How to get your Data to AWS

Bring On The Data

Whether you are dealing with a single massive database, millions of log files or stream of data from thousands of IoT sensors the data AWS offers services that can be combined to facilitate the secure and efficient transport of your data to the cloud.

This article will provide an overview of how to handle the three common data sources: files, databases and data streams.

How to Handle Files

The simplest way to get files into AWS is to upload them to AWS Simple Storage Service (S3). S3 supports multi-part uploads of 5 GB chunks to form a single file with a maximum size of 5 TB. By default, S3 uses the Internet to transport the data, therefore if you are transporting sensitive information be sure to use AWS Key Management Service (KMS) to perform client-side and server-side data encryption.

If you are frequently moving Terabytes of data, AWS Direct Connect provides a private, dedicated, 1Gbps or 10Gbps consistent network connection between your premise and the AWS network. AWS offers a discounted bandwidth transfer rates for AWS Direct Connect, but remember on top of the bandwidth transfer cost, there are hourly port connection costs and the monthly fee from the APN Partner providing the network connection.

For transferring Petabytes (Thousands of Terabytes) of data or for locations which limited or expensive network connectivity AWS offers AWS Snowball. AWS will send you a rugged and tamper-resistant device the size of a PC tower that can be connected to your on-premise network using at 10Gbps RJ45, SFP+ copper, or SFP+ optical network interface. One AWS Snowball can store up to 80TB of data and can encrypt your data on the fly when it's full, ship it back to AWS and they will load the data for you to the cloud.

You can order as many Snowballs as your heart desires if you want a semi-truck capable of transporting 100PB of data or the equivalent of 1250 Snowballs? You can do that! It's called an AWS Snowmobile.

The urgency you need to data in the cloud, how frequent you will be transferring data and your budget will determine which mode transport method fits your needs.

This chart shows the numbers of days it will require to transfer data at a given ideal maxed out transfer rate:

Amount of Data
Direct Connect
80TB (Snowball)

How to Handle Databases

The options to transport databases to the cloud are identical to transferring files, with the additional ability to use a VPN to secure the data while in transit to the target AWS database services: Amazon Relational Database Service (RDS), Amazon DynamoDB, and Amazon Redshift. These provide an endpoint for all your SQL, NoSQL and data warehousing needs, and I will go into more detail in a following article where I cover Big Data storage options on AWS.

The task of moving files is straightforward. The task of moving database is more complex. AWS offers AWS Database Migration Service (DMS) to help with this task.

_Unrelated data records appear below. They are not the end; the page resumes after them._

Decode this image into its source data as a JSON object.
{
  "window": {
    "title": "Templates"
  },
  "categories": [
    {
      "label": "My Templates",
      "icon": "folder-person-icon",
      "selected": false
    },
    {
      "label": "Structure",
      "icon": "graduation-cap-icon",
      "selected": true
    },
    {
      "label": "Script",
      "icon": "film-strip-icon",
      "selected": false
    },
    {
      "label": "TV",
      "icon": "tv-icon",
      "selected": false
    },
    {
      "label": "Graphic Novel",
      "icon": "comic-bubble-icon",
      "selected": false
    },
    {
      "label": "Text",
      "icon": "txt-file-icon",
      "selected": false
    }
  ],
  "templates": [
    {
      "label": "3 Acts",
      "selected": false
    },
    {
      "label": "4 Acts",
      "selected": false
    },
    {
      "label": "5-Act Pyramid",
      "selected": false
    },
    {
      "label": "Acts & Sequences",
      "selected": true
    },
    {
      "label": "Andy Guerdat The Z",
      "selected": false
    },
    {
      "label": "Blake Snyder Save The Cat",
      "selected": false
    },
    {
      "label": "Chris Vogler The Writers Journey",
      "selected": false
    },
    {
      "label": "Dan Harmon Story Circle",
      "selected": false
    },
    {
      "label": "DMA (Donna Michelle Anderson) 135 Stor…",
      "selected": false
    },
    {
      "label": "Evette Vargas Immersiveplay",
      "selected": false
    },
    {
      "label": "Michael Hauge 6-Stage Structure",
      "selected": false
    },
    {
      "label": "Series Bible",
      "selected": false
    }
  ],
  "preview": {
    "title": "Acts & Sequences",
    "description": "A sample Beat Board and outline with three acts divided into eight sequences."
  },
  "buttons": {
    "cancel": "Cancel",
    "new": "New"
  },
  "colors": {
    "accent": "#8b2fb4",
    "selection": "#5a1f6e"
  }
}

With DMS you do not need to bring your database offline and provides error handling, as well as the ability to map your existing database schemas to different database engines.

How to Handle Data Streams

Data streams, as the name implies, is a continuous flow of data. This data could come from another cloud service providing real-time stock prices to thousands of IoT sensors distributed in facilities around the world, anything with the ability collect or generate data and an Internet connection can a source of a data stream.

Amazon Kinesis Stream can be used as the big data stream that all your smaller data streams merge and flow into. Kinesis is designed to support thousands of writes a second, and increasing data and read /write bandwidth is as easy as adding additional shards. The Kinesis services embody features to perform data analytics or can be used to feed other AWS analytic services which I will go into more depth in a later article.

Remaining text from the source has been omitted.